These leisure activities were occasionally interrupted by the horn going off indicating a scramble of Rivet Amber. I would run to the plane and start initializing the LN16. When the navigators came up the ladder to the Nav seats I would give them the status of the LN16, salute them, say, "Good bye, good luck" and exit the aircraft. A funny thing about that salute, when I was an enlisted man I would go around the block to avoid saluting. A launch, takeoff, landing and recovery of Amber and Ball were poetry both in sound and motion. As they took off at night the beacon light on the top of the planes would send out long rays of light. On clear days one could see in the distance their landing lights. The level and sloped contrail vestiges would trace the aircrafts' descent path into Shemya. I remarked to Dunc Wilmore that the takeoff and landings of Amber and Ball were glorious. He said, "You should have been here to see Reggie Urschler fly Lisa Ann. On night takeoffs he would buzz the main building. If he had to be up then they should be up. On approach to Shemya Reggie would radio the control tower that he suspected a hydraulic link. He would request a tower flyby so that they could give him a visual assessment. He would get the ok and then fly down the runway at an altitude of 50 ft. When he passed the control tower he would put power to the engines, climb and start banking to the left. When he was over the water he would start dumping fuel, giving a rooster tail effect. He would keep the tight turn until he lined up again on the runway. He would then "grease" Lisa Ann on the runway. Quite dramatic!"
The two major incidents during my stay at Shemya were the loss of Rivet Ball and Rivet Amber.
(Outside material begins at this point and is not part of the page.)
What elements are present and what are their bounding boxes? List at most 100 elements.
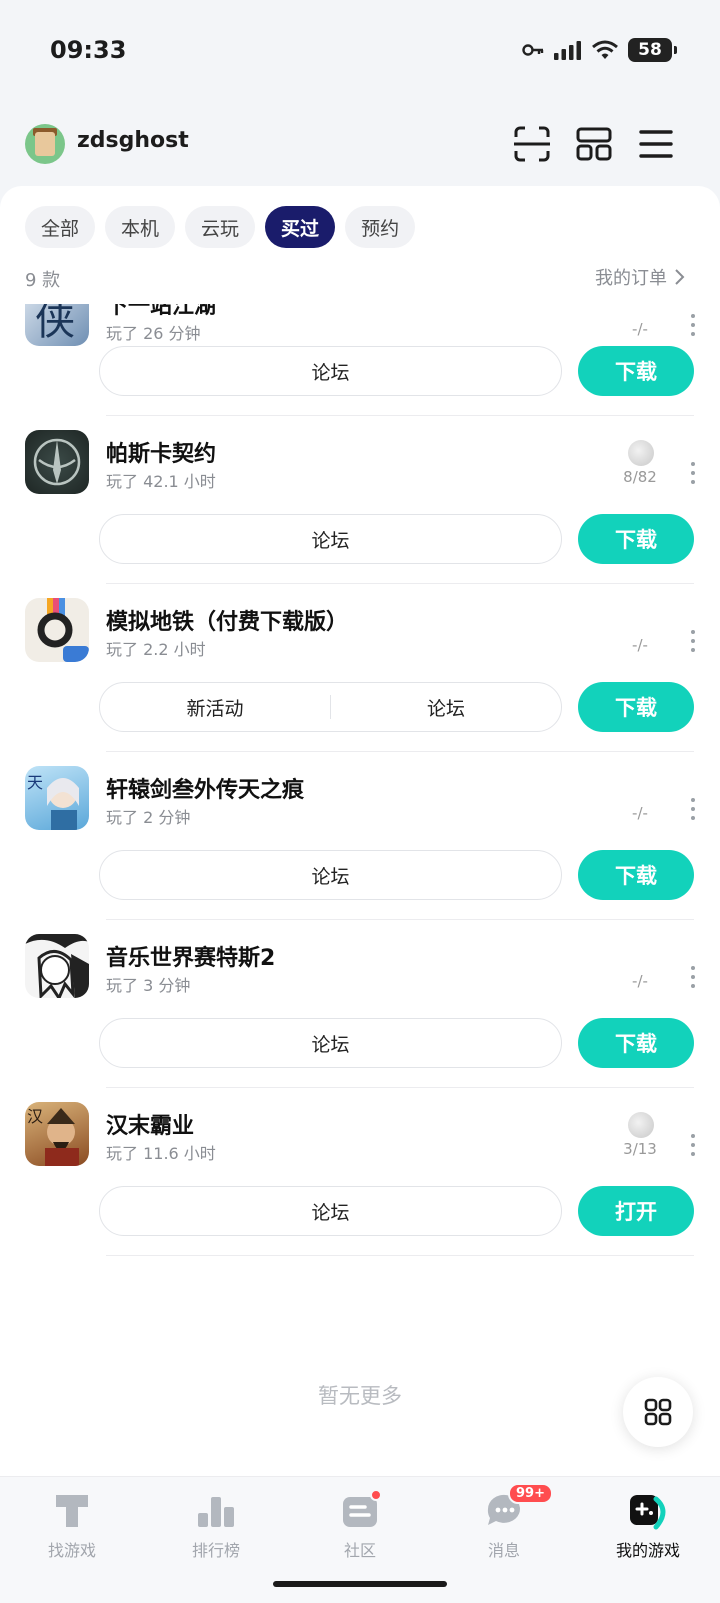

On the night that Rivet Ball was lost the winds were up and the runway was icy. In the Rivet Amber hangar we were told that Rivet Amber was going to divert to Eielson. Rivet Amber, even with fan-jets and thrust reversers, had to have a much lower threshold of crosswinds to land than Rivet Ball. We didn't mind this news in the Amber hangar since when the plane was gone the ground crew could screw off. We heard the sound of Rivet Ball landing. Sometime later Dick Maddux came running into our rec room crying, "Ball went off the end of the runway and has broken its back. Everyone is OK!" Later I recall Russ Howard with his hands burned and bandaged from sliding down the rear hatch escape rope describing the incident with his engaging humor and giggle in his voice. Poor Maj Achor, the Ball pilot, was sitting there with a smile listening to this but his eyes telling us that his mind was on other events. I admired his presence of mind that when he saw that a crash was unavoidable to kill all power to prevent a fire. The survivor's said that fuel was spouting from a breach in the wing. I believe that Maj Achor along with his co-pilot Capt. Usto Schulz (aka SAM) saved their crew.